An Ziel-gerichtete Werbung in sozialen Netzwerken glaube ich erst, sobald Twitter aufhört, mir Frau Kardashians Unterwäsche unter die Nase zu halten. Meine Webaktivitäten finden auch zunehmend unsichtbar statt.

  • Da wäre das Usenet. Nicht das für Bilder und Filme, sondern das zum diskutieren. Das ist wirklich tot.
  • Ich twittere noch, aber nicht in der Intensität wie früher. Auch hier findet das meiste per direct message statt.
  • Ich nutze, seit dem ich beruflich einmal durch einen allzu neugierigen Kunden meines Arbeitgebers Ärger für einen Tweet bekommen habe, Twister Twister für politische und kritische Dinge, wie den Informationsaustausch zu Sicherheitslücken in IT. (Twister hat massives Problem mit in vielen Ländern illegalen Inhalten, weil es darin keine zentralen Filter oder Takedowns geben kann. Das muss man selbst erledigen.)

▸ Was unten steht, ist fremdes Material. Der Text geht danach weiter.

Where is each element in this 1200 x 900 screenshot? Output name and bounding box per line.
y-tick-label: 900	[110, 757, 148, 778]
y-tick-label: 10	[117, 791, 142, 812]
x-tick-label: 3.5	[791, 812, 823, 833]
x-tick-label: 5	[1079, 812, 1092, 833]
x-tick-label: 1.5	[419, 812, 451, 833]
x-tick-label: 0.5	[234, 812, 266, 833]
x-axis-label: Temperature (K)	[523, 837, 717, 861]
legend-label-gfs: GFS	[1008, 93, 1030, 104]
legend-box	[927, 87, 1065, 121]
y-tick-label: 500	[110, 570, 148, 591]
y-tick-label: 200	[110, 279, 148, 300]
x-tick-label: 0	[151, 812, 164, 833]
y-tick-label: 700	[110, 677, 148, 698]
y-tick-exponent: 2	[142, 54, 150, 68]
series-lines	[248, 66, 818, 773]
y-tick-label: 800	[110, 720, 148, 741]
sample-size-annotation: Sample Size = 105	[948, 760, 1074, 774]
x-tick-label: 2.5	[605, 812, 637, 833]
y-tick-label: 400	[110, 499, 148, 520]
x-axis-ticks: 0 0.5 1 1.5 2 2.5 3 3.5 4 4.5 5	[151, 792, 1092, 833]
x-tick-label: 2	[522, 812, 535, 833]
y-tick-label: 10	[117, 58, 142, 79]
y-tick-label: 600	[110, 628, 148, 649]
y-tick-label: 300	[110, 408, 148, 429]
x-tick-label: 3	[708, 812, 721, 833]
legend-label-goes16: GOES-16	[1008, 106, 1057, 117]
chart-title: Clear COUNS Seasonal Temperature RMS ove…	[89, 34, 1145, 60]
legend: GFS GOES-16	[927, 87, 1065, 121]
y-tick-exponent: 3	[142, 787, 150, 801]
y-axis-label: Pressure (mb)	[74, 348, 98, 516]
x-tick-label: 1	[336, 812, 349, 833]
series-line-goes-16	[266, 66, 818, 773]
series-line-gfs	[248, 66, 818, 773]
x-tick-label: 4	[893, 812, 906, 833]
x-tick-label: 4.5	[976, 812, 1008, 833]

Dadurch, dass Google RSS töten wollte, entsteht gerne der Eindruck, dass RSS tot sei. Sicher hat man als kommerzieller Inhaltsanbieter ein Problem mit RSS, denn RSS ist wirtschaftlich absolut uninteressant. Man kann nicht mal ein VG-Wort-Zählpixel einbauen, Werbung in RSS bringt gar nichts ein und auf shared Webspaces fressen RSS-feeds CPU und Bandbreite, wenn der Generator mehr kann, als den Content-Output mit einem anderen Filter auszugeben. Somit ist RSS kein Thema für große Präsenzen, sondern z.B. die immer mehr werdenden kleinen patreon- und flattr-finanzierten One-Man-Shows, bei denen die Finanzierung sehr indirekt über jederzeit kündbare Abo-Modelle stattfindet. Das ist natürlich etwas, was erstens in Europa und zweitens im speziell in Deutschland mit seinem eher Institutions-zentrieten Journalismus nicht unbedingt Beachtung findet.


Kommentare

  1. HI Falk, würdest du Corporate Blogs raten, auch einen RSS-Feed anzubieten? Früher hatte man das ja..glg, Meike

  2. (Autor)

    Klar. RSS-Feeds sind einfach herzustellen. Die meisten CMS-Systeme schieben die Einträge nur durch einen anderen Output-Filter und das war es. Die Aufwandsseite ist also übersichtlich. Auf der Gewinnseite, habe ich einen möglichen Platz in E-Book-Readern und Tablets bei Leuten, die zum Beispiel in Flugzeugen und Fernzügen reisen und einen großen Hunger nach Abwechslung zu ihrer schweren Literatur haben.
    Dazu kommt, dass Suchmaschinen allen voran Google, die systematisch einfach lesbaren RSS-Feeds gerne indizieren und ihnen durch die Textdichte hohen Wert beimessen. Außerdem lassen sich RSS-Feeds einfach wiederverwenden, zum Beispiel in Digital-Signage-Playern wie Screenly oder Xibo oder anderen WebProjekten, ohne dass man dazu den Auftrag an den Programmierer erweitern muss.